Fue Solís quien marcó la senda de aquel chaval, hijo de un linotipista de EL CORREO, que entró de botones en Iberduero y estaba llamado a quedarse en la empresa. «Me marcó la vida. No podía dejar de pensar en los pinceles». No tardó en ganar premios de pintura y la propia empresa -el presidente, Ricardo Rubio Sacristán era coleccionista de arte- le dio una beca para estudiar en la Academia de Bellas Artes de Múnich. A los cinco meses regresó para exponer en el Círculo de Bellas Artes de Madrid, con el apoyo de Joaquín de Zuazagoitia, una figura muy influyente en los ambientes culturales de la capital y Euskadi, que le permitió «entrar por la puerta grande en España».

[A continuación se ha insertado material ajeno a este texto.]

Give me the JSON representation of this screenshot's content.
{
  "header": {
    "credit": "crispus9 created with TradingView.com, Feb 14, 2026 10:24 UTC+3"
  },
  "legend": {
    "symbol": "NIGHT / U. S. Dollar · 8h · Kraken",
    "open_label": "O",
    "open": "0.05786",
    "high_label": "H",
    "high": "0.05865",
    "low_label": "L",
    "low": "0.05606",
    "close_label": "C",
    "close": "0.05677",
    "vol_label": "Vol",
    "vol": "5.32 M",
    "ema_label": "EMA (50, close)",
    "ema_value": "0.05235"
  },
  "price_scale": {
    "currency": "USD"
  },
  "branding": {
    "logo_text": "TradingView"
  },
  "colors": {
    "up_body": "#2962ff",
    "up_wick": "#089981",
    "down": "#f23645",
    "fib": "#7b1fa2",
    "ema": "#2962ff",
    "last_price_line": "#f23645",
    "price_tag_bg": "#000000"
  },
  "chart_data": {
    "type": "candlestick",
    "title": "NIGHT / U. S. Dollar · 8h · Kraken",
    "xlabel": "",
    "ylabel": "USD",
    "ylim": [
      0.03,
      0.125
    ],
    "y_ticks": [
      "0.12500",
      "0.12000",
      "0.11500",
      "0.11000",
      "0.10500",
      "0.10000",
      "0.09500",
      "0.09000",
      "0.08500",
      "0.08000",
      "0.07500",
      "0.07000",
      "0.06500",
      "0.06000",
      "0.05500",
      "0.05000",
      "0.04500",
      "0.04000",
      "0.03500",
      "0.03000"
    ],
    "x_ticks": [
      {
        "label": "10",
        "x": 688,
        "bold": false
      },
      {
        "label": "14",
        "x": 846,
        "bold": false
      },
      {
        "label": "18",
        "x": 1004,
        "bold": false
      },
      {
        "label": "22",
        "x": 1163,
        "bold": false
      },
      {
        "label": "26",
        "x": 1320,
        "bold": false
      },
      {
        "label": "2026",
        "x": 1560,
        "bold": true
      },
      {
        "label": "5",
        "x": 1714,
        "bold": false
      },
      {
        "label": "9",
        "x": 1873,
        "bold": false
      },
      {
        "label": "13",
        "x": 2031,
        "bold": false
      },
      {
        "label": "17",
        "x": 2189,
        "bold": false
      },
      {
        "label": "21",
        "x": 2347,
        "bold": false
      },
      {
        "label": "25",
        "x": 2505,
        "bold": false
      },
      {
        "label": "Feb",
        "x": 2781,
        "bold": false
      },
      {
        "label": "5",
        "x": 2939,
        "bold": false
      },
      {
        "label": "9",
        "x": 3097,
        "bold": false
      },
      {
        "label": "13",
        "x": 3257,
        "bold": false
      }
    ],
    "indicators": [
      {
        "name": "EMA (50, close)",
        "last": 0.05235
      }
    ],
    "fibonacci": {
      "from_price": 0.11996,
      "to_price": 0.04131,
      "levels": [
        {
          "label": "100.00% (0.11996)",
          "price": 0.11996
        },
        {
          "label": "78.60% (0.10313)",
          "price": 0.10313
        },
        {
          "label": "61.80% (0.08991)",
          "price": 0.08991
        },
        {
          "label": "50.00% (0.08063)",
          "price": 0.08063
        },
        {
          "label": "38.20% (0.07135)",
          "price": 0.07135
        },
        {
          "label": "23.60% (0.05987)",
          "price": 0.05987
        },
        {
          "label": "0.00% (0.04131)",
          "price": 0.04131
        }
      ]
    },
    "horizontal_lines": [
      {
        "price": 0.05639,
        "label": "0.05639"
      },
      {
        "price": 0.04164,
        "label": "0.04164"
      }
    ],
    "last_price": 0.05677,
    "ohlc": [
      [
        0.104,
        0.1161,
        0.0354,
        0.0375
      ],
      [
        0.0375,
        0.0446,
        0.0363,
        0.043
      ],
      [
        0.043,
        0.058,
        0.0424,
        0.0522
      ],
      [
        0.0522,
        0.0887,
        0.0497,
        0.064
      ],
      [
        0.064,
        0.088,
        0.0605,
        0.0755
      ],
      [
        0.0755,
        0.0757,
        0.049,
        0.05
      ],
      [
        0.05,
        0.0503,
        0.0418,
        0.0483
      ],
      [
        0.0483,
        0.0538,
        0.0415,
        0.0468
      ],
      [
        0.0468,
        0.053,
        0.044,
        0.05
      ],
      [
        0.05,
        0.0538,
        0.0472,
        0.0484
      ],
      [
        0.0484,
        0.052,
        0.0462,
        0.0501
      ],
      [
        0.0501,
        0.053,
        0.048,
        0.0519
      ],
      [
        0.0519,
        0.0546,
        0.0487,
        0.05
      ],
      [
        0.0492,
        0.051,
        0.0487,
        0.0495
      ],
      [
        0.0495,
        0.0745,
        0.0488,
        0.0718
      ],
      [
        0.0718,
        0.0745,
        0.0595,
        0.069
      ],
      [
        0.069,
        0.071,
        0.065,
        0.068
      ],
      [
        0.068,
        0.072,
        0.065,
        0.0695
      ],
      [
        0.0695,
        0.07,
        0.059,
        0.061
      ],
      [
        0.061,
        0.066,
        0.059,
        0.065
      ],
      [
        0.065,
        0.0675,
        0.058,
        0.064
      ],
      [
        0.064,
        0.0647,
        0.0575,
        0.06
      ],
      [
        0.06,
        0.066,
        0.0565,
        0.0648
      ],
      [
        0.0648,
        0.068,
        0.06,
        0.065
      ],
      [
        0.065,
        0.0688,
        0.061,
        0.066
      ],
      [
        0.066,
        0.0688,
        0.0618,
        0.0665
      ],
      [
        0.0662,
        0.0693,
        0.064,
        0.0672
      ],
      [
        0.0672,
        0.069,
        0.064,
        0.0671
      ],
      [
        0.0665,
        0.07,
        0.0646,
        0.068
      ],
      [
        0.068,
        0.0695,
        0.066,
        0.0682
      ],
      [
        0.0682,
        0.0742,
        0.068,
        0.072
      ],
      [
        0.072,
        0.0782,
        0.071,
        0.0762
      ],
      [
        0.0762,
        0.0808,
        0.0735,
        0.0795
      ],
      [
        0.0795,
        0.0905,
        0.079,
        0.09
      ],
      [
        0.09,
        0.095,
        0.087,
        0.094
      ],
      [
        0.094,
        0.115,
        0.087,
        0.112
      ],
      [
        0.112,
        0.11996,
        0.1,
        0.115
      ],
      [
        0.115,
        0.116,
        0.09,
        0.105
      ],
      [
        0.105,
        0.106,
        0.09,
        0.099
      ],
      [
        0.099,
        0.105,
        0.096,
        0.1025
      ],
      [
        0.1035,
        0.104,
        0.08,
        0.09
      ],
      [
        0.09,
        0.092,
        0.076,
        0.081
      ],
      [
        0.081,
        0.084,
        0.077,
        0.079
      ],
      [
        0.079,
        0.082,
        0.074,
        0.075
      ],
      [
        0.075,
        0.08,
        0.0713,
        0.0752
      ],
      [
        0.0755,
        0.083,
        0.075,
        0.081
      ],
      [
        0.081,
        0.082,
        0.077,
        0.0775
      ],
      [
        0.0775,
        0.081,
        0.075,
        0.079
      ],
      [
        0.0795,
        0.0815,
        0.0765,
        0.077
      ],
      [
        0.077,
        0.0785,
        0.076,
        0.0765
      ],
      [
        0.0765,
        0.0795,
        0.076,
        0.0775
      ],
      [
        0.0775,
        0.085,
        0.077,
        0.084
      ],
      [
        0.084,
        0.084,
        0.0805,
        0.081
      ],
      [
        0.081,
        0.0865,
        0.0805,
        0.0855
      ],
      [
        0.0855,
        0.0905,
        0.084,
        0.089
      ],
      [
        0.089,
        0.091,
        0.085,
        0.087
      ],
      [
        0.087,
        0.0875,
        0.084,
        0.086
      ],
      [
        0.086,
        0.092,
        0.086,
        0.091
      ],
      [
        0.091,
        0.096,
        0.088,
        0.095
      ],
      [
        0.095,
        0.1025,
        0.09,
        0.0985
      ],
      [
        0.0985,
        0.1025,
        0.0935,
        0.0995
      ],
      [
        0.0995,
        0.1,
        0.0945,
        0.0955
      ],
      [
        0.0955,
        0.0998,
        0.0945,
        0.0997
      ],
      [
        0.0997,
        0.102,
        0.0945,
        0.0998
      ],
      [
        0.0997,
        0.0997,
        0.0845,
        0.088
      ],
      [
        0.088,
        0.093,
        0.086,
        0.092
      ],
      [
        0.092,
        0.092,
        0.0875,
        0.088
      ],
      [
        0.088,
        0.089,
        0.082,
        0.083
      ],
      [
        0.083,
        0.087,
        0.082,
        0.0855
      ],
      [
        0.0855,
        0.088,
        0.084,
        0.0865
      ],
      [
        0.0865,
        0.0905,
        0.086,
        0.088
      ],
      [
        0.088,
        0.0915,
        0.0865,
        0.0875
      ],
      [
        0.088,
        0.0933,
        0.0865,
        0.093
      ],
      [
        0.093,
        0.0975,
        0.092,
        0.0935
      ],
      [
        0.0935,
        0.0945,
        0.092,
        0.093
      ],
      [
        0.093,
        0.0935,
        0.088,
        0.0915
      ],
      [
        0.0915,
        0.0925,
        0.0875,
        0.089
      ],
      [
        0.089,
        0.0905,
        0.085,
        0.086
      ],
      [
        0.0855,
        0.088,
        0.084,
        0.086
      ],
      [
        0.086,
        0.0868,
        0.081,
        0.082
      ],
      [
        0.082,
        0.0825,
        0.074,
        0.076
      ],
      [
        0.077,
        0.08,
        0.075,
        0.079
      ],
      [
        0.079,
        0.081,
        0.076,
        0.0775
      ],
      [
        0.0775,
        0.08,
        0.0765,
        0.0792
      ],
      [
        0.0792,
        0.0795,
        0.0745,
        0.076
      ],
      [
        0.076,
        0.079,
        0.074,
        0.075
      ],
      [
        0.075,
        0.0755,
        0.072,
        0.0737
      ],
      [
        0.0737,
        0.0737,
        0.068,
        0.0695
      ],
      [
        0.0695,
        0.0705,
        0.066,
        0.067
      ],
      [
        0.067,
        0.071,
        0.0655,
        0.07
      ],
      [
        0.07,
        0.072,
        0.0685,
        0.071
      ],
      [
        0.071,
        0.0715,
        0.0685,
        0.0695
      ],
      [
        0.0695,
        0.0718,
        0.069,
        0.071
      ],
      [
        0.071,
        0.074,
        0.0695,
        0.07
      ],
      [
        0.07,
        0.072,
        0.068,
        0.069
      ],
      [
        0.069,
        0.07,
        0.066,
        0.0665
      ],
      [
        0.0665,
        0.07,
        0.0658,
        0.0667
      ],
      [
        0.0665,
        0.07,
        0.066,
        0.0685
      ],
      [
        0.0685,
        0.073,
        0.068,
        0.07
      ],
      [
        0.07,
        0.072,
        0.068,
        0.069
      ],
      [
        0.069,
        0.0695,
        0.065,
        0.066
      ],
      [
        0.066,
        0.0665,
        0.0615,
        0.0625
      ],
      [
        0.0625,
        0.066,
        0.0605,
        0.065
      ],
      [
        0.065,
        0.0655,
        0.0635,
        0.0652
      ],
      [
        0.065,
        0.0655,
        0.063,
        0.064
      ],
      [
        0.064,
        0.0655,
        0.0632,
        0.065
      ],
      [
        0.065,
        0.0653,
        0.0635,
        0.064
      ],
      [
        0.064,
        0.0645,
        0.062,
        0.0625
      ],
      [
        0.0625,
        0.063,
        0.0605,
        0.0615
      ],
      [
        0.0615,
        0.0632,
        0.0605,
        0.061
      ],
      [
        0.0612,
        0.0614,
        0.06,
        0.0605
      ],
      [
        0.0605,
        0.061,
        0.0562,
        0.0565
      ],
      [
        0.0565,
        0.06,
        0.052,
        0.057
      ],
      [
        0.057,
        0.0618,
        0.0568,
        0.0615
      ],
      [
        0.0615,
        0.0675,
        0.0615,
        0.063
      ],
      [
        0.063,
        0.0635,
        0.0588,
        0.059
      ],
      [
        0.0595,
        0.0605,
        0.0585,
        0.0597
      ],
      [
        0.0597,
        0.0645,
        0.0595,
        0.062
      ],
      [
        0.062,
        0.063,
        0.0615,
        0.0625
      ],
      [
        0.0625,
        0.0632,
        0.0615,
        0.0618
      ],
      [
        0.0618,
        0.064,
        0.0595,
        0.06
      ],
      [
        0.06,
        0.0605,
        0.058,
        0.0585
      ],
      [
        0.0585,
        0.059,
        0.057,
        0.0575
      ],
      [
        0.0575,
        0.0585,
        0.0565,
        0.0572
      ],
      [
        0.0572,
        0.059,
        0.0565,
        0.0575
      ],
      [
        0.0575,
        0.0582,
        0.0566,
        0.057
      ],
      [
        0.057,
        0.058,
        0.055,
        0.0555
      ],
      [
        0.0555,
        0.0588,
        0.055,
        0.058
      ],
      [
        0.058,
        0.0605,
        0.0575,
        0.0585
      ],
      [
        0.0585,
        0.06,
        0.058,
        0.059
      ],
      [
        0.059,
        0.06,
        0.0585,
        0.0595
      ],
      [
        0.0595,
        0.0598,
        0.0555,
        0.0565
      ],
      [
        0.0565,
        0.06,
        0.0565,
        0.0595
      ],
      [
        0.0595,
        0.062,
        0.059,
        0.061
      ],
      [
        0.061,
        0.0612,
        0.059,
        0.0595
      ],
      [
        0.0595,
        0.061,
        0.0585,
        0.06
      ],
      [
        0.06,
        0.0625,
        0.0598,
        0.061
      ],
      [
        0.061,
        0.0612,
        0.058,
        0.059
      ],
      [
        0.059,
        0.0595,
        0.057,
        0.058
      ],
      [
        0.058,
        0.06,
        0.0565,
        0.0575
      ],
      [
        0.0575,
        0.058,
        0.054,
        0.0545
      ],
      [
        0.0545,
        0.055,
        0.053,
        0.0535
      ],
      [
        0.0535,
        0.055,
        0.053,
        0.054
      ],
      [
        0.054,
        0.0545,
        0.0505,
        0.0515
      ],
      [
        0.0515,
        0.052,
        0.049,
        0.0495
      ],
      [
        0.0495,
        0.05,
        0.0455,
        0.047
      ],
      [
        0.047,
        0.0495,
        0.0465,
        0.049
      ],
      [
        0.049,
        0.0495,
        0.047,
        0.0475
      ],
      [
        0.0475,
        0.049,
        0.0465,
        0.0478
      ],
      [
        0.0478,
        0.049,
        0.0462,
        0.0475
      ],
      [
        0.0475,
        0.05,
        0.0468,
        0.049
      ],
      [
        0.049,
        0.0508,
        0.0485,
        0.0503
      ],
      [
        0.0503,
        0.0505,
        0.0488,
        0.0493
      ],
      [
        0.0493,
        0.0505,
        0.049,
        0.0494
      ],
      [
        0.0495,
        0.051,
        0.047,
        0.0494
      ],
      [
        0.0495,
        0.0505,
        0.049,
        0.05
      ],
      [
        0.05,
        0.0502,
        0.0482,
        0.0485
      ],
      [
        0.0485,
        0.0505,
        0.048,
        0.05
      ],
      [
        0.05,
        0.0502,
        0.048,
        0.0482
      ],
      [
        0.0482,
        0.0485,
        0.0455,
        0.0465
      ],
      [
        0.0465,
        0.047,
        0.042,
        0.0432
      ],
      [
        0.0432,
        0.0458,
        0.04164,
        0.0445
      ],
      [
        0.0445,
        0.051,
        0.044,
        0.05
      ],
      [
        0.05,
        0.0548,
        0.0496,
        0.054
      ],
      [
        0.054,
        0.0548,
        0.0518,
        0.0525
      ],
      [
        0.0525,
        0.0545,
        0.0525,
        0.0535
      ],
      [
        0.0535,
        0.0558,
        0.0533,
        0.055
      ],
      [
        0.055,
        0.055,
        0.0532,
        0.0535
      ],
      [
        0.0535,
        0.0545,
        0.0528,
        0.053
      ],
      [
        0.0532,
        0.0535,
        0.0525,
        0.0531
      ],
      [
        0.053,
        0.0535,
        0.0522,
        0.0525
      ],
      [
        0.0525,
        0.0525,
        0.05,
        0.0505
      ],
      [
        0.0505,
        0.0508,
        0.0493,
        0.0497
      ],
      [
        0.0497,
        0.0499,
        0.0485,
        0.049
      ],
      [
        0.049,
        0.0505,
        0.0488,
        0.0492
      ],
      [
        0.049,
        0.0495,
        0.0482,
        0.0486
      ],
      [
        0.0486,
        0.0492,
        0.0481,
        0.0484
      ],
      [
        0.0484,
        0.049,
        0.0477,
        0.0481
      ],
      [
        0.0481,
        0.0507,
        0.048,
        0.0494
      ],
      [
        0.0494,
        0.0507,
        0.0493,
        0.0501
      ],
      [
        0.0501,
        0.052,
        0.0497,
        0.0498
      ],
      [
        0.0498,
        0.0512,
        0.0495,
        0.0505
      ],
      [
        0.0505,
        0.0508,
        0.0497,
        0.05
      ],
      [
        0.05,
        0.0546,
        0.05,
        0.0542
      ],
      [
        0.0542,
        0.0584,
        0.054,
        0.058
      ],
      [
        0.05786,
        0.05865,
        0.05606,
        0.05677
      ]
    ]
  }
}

A los 27 años ya intuía que su obra estaría algún día en centros de la talla del Reina Sofía de Madrid, el International House de Nueva Orleans y el Bellas Artes de Bilbao. «Tienes que creer en lo que haces y estar centrado, muy centrado. La única y gran pena que tengo es que mi padre no haya vivido para verme triunfar». Aquella famosa botella de coñac le salvó la vida y parece que tuvo efectos secundarios. Al poco tiempo, cogió unas tizas para garabatear en la pizarra de la escuela Cervantes y desde entonces no ha parado. León, que así se llamaba su aita, estaría orgulloso
La escena, el Athletic y las piedras de Lanzarote
El retrato de Teresa Berganza, caracterizada como Carmen, le despierta sentimientos encontrados. «Me dio trabajo pero, al final, no me lo compró el marido de la cantante». Una frustración que no le quita el sueño. En los 90 diseñó las escenografías de tres óperas en el Teatro Arriaga -'Carmen', 'La Bohème' y 'Manon'- y la experiencia le encantó. También disfruta del público en San Mamés y Vista Alegre. «El mundo del Athletic y los toros es muy inspirador. ¡He inmortalizado la historia de los leones y el logo del centenario!». Ahora está volcado en el papel de arroz y una técnica con rodillo que plasma tonalidades similares a las piedras de Lanzarote. En la isla tiene su segunda residencia. «Yo no dejo de buscar y mejorar».